Mossad

Avner Cohen and Bill Burr are two of the best historians on the secret Israeli nuclear program of the 1960s, which made Israel the Middle East’s first nuclear power.

Mossad
Seal of Mossad – Israeli Foreign Intelligence

It almost didn’t happen. In a brief for the non-profit National Security Archives and an article for Haaretz.com,Cohen and Burr explain that the program was almost shut down. President John F. Kennedy confronted Israeli leaders in the summer of 1963 demanding stringent inspections.

Throughout the spring and summer of 1963, the leaders of the United States and Israel – President John F. Kennedy and Prime Ministers David Ben-Gurion and Levi Eshkol – were engaged in a high-stakes battle of wills over Israel’s nuclear program.

The Israelis resisted because they were determined to secretly build their own nuclear arsenal while pretending otherwise to the Americans and the international community.

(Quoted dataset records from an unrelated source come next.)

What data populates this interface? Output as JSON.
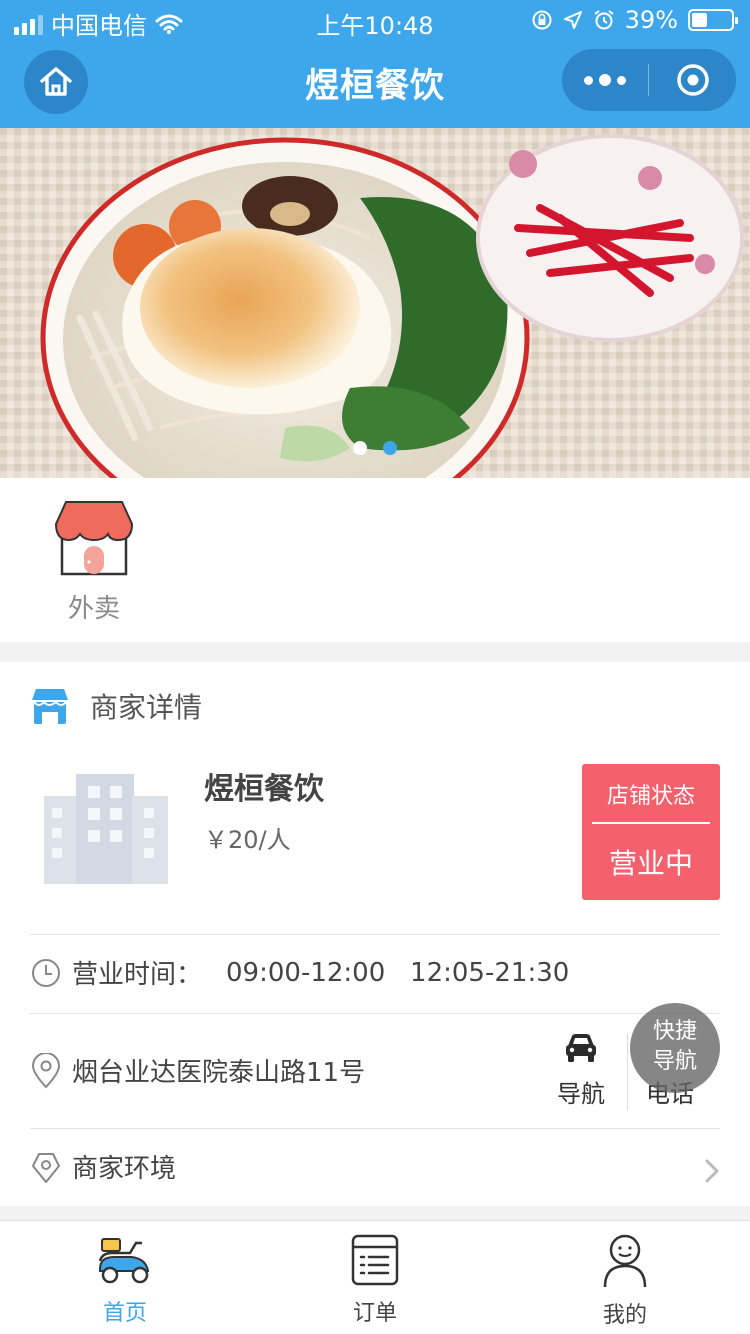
{
  "status_bar": {
    "carrier": "中国电信",
    "time": "上午10:48",
    "battery": "39%",
    "battery_level": 0.39
  },
  "nav": {
    "title": "煜桓餐饮",
    "home_icon": "home-icon",
    "more_icon": "more-icon",
    "close_icon": "target-icon",
    "bar_color": "#3ea6ea"
  },
  "banner": {
    "slide_count": 2,
    "active_index": 1,
    "dot_active_color": "#3ea6ea",
    "dot_inactive_color": "#ffffff"
  },
  "categories": [
    {
      "label": "外卖",
      "icon": "storefront-icon"
    }
  ],
  "merchant": {
    "section_title": "商家详情",
    "name": "煜桓餐饮",
    "price": "￥20/人",
    "status_label": "店铺状态",
    "status_value": "营业中",
    "status_color": "#f4616c",
    "hours_label": "营业时间：",
    "hours_value": "09:00-12:00   12:05-21:30",
    "address": "烟台业达医院泰山路11号",
    "navigate_label": "导航",
    "phone_label": "电话",
    "environment_label": "商家环境"
  },
  "fab": {
    "line1": "快捷",
    "line2": "导航"
  },
  "tabbar": {
    "active_color": "#3ea6ea",
    "items": [
      {
        "label": "首页",
        "icon": "scooter-icon",
        "active": true
      },
      {
        "label": "订单",
        "icon": "order-list-icon",
        "active": false
      },
      {
        "label": "我的",
        "icon": "profile-icon",
        "active": false
      }
    ]
  }
}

Kennedy was assassinated in November 1963 and President Lyndon Johnson never pressed the issue.

As I recounted here last month, Mossad masterspy Rafi Eitan would go on to mastermind the theft of several hundred pounds of enriched uranium from a U.S. facility in the mid-1960s. With the fissile material in hand, Israel produced its first bomb in 1967 or 1968.

(I tell the story of the CIA’s perspective in the is power struggle in my book The Ghost: The Secret Life of CIA Spymaster James Jesus Angelton.)

Fifty years later, Israel is the region’s only nuclear power.